During an air ambulance flight in the public-use helicopter, the tail rotor and gearbox separated from the helicopter. The pilot autorotated to a forced landing. During the descent over mountainous terrain, the helicopter collided with trees and impacted hard terrain on its left side which crushed inward. The operator's policy required all crewmembers to wear helmets during flight. Helmets were not provided for the two paramedics. During the crash sequence, the passenger seat stanchions and tubing buckled, which resulted in multiple lap belt anchor point separations and the catapulting of crewmembers into the overhead cockpit panel. Safety Board survival factors documentation in conjunction with helmet crashworthiness analysis revealed helicopter impact forces were within human tolerance. The lack of and/or inadequate strength helmets and the lap belt anchor point failures allowed crewmembers' excursions resulting in head trauma. The tail rotor component separations in flight resulted from a fatigue crack originating in the surface of the yoke onto which the tail rotor blades had been attached. In 1996, Bell issued an Alert Service Bulletin (ASB) number 205-96-68, which was designed to measure yoke deformation resulting from adverse in-flight or ground handling operations which imposed excessive bending loads. The test protocol was found problematic in its accuracy due to technical errors in the bulletin and a lack of clarity. City mechanics failed to adhere to all of the ASB's requirements. The bent yoke fractured at a total time in service of approximately 4,113 hours, about 117 hours after its inspection for evidence of deformation. The yoke's stainless steel composition and requisite metallurgical properties were confirmed by the Safety Board.
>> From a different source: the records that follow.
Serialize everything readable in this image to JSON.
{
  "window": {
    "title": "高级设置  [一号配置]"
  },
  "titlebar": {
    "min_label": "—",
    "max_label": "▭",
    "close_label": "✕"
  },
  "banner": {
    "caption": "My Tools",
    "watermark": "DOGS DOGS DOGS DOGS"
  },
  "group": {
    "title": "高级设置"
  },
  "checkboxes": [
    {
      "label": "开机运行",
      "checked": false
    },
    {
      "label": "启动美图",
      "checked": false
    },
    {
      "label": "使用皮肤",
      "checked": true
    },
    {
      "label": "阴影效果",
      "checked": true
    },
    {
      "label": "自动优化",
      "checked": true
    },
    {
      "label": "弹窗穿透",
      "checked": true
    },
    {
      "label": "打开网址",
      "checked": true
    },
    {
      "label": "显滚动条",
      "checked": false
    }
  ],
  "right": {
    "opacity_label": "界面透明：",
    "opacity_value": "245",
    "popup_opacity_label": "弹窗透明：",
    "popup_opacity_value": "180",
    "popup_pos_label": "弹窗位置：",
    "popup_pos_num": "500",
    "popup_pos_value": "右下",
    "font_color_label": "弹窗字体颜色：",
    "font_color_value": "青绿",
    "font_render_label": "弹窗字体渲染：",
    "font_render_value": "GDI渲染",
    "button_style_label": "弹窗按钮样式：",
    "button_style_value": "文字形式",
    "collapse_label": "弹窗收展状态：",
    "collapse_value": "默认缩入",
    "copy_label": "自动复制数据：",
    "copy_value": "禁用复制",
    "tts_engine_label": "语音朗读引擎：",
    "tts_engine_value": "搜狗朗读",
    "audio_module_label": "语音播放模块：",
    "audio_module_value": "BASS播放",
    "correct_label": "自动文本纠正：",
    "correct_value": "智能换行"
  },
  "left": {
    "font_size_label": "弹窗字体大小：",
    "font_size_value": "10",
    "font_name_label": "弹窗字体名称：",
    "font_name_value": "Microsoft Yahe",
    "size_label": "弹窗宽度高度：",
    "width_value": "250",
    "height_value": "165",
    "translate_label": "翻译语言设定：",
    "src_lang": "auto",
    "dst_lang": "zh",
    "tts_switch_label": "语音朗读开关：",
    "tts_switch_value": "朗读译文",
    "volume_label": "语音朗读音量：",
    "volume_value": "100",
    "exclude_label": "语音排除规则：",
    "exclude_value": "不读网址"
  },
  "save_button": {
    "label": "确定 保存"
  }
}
An x-ray diffraction examination of the yoke revealed reduced compressive residual stress in the fracture origin region which allowed operational loads to initiate and propagate the fatigue crack. This significant reduction of the residual stress was likely due to excessive flexure (bending) of the yoke. The initiating event which overstressed and bent the yoke was not identified.

The National Transportation Safety Board determines the probable cause(s) of this accident to be:

An excessive bending load applied to the tail rotor blade assembly of an undetermined origin which produced a fatigue crack, the separation of the assembly, and a forced landing. Factors were the lack of suitable terrain to perform a forced landing, the manufacturer's unclear maintenance bulletin instruction and procedures which facilitated the operator's inadequate inspection for the yoke's straightness, and the inadequacy of restraint systems and protective equipment.